Für die interne Reinigung empfehlen erfahrende Pflanzenforscher zusätzlich entschlackende Tees, dazu Leberwickel um energetisch das Holzelement zu kräftigen. Hä… werden einige, noch verschlafende Winterfreaks ausrufen. Holzelement? Was hat mein Küchentisch für frühlingsstärkende Wirkungen? Ist doch ganz einfach: Das chinesische Holzelement stärkt den Funktionskreis der Leber nebst Galle, gleichzeitig wird das Bindegewebe entsäuert.

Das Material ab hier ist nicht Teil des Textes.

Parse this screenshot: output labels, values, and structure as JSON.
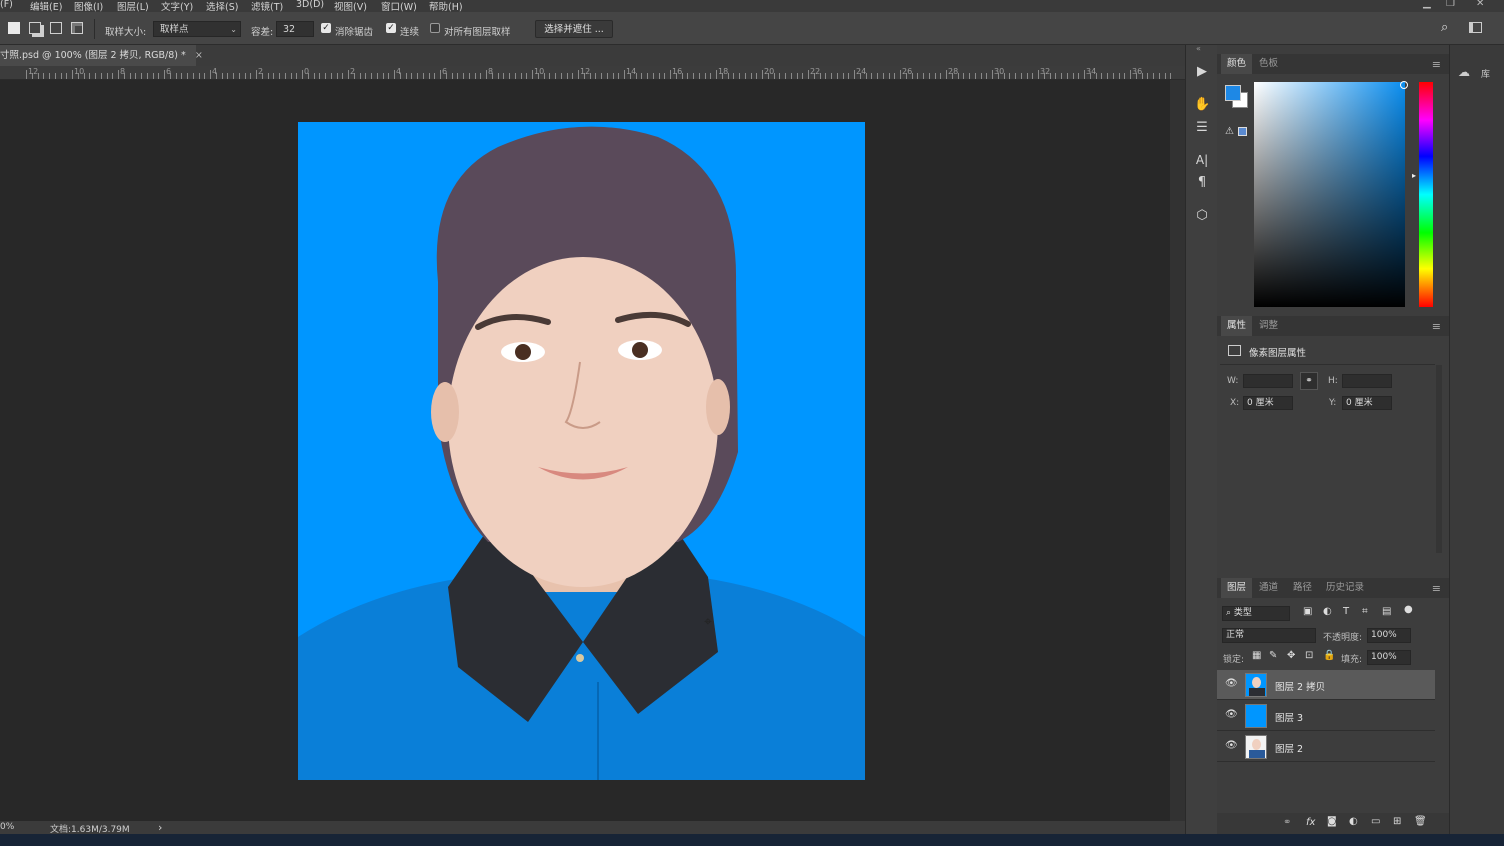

Wir verspüren Wachstum, dazu unheimliche Kreativität. Die gesamte Energie kehrt zurück im mystischen System. So richtig noch nicht? Da sitzt noch antiker Groll, obendrein manifestierte Bosheit in den Knochen? In diesem Fall ist die Hardcorevariante, eine Fastenkur mit nassen Ganzkörperwickeln, zu empfehlen.
Wo wir gerade davon sprechen: Neulich habe ich diese Fastenkur durchgeführt. Nicht das ich mit meiner Topmodelfigur das Abnehmen von Winterschlacke nötig hätte. Ok, ein paar Pfunde zieren meinen wohlgeformten Körper. Aber Schönheit braucht eben Platz. Vierzehn Tage ernährte ich mich mit Semmeln verschiedenster Güte, knackigen Zwieback und eimerweise Fastentee, statt Schokolade und Fett nebst Sahnekuchen. Entschlackt wurde gleichzeitig die Toilettenspülung. Diese war quasi vierzehn Tage im Dauereinsatz. Zu vorgerückter Stunde wurde meine hervorragende Erscheinung in nasskalten Wickeln eingelegt. Die Abstände zwischen den Fettzellen schienen sich zu reduzieren. Alle restlichen Faserstoffe produzierten Schweiß in ausufernden Mengen und siehe da, schwupps, war ich zwei Kilo leichter. Um total korrekt eine perfekte Frühlingsfigur zu erhalten, musste eine zusätzliche Bodystraffung her.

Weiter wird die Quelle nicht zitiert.